Ein Hochzeitsfeuerwerk in Frankfurt ist ein echter Gänsehautmoment – aber in einer Großstadt läuft das nicht „einfach so“. Zwischen Genehmigungen, Abständen, Wetter und Ablauf gibt es ein paar Dinge, die du frühzeitig klären solltest, damit das Ganze nicht nur schön, sondern auch sicher und stressfrei wird.
Genehmigungen in Frankfurt: Was du vorher klärst
In Frankfurt brauchst du je nach Art des Feuerwerks und Zeitpunkt unbedingt eine Genehmigung. Klassische Hochzeitsfeuerwerke zählen meist nicht zu „mal eben zünden“, weil sie häufig außerhalb der erlaubten Tage (Silvester) stattfinden oder weil ein professionelles Feuerwerk geplant ist. Am besten klärst du früh, ob du ein genehmigungspflichtiges Feuerwerk planst – und ob es von Profis (Pyrotechnik-Firma) durchgeführt wird. Das spart dir später Diskussionen und Absagen.
Wichtig ist auch der Ort: Frankfurt hat viele Zonen, in denen Feuerwerk schnell kritisch wird – zum Beispiel in der Nähe von Krankenhäusern, Altenheimen, dicht bebauten Wohngebieten, Parks mit besonderem Schutzstatus oder Bereichen mit erhöhter Brandgefahr. Wenn eure Location in der Innenstadt liegt oder nahe am Main, solltest du besonders genau prüfen lassen, ob der Platz überhaupt geeignet ist. Oft entscheidet nicht nur „Frankfurt allgemein“, sondern der konkrete Standort mit seinen Abständen, Zufahrten und Sicherheitsflächen.
Praktisch läuft es so: Sprich zuerst mit der Location (die muss meist zustimmen), danach mit einem Profi oder einer fachkundigen Person, die einschätzen kann, was möglich ist. Für eine Genehmigung werden typischerweise Infos wie Lageplan, genauer Abbrennplatz, Uhrzeit, Art und Größe des Feuerwerks, Sicherheitskonzept und verantwortliche Person benötigt. Plane genug Vorlauf ein, denn je nach Saison und Behördenweg kann das schnell eng werden – und ohne schriftliches Okay solltest du nichts „auf gut Glück“ machen.

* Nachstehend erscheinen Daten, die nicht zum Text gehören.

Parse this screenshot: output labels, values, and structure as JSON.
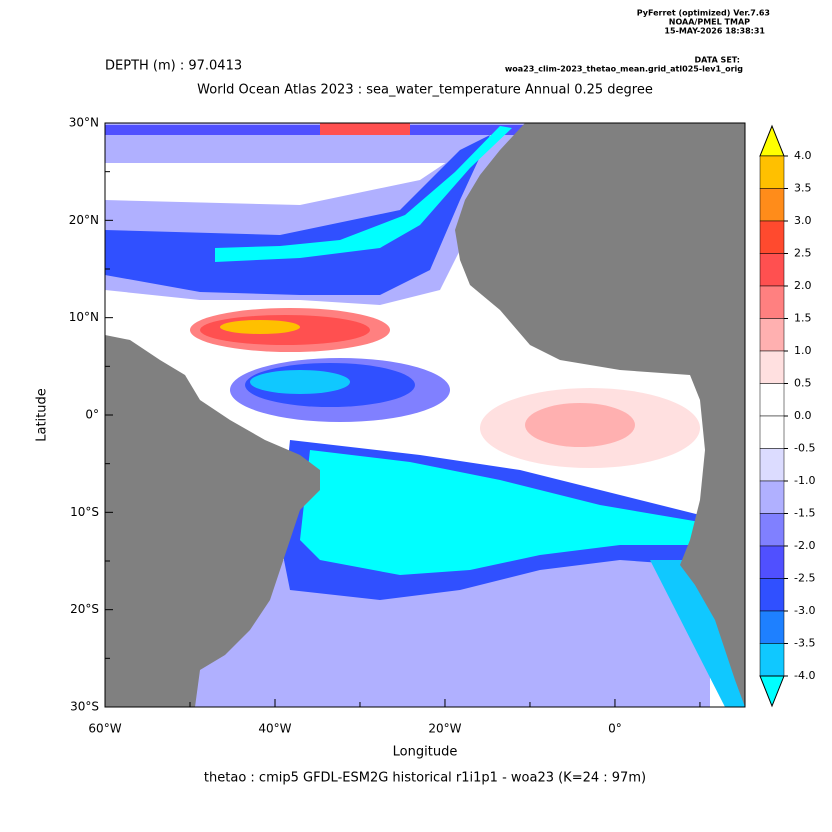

Sicherheitsabstand, Wetter & Ablauf: So bleibt’s safe
Sicherheit steht und fällt mit Abstand und Umgebung. Heißt: Genug Platz zu Gebäuden, Bäumen, geparkten Autos, brennbaren Materialien, Menschenmengen und auch zu Wegen, auf denen noch jemand spontan entlangläuft. In Frankfurt ist genau das oft die Herausforderung, weil Flächen begrenzt sind. Eine gute Faustregel: Lieber ein kleineres, kontrolliertes Feuerwerk mit sauberer Sicherheitszone als ein großes Spektakel, das an der Location „eigentlich nicht richtig passt“.
Das Wetter ist der zweite Gamechanger. Wind kann Funken und Effekte verdriften lassen, bei Böen wird’s schnell unberechenbar – gerade zwischen Gebäuden entstehen außerdem Windkanäle. Regen ist je nach Material weniger dramatisch, aber Nässe kann Aufbau und Zündtechnik beeinflussen und macht Böden rutschig. Vereinbare deshalb im Ablauf unbedingt eine klare „Weather-Decision“: Wer entscheidet bis wann, ob es stattfindet, verschoben wird oder ausfällt? Und wohin wird notfalls ausgewichen, wenn der Abbrennplatz kurzfristig nicht nutzbar ist?
Für einen sicheren Ablauf hilft ein kleiner „Show-Plan“: Absperrung aufbauen, Zuschauerbereich klar markieren, Ansprechperson benennen, Feuerlöscher/ Löschmittel bereithalten und die Kommunikation mit Location und ggf. Security abstimmen. Idealerweise kündigt ihr das Feuerwerk kurz an, damit niemand erschrickt (und damit sich Gäste mit Kindern oder Haustieren vorbereiten können). Nach dem Abbrennen gehört auch das Aufräumen dazu: Blindgänger-Check, Müll einsammeln, Fläche kontrollieren – damit am Ende nicht nur die Fotos toll sind, sondern auch das Gefühl: Alles lief sauber und sicher.
Wenn du in Frankfurt ein Hochzeitsfeuerwerk planst, gewinnst du mit guter Vorbereitung gleich doppelt: weniger Stress und deutlich mehr Sicherheit. Klär Genehmigungen und Standort früh, setz auf klare Abstände und einen Wetter-Plan – dann wird aus dem „Wow-Moment“ ein Highlight, das allen in guter Erinnerung bleibt.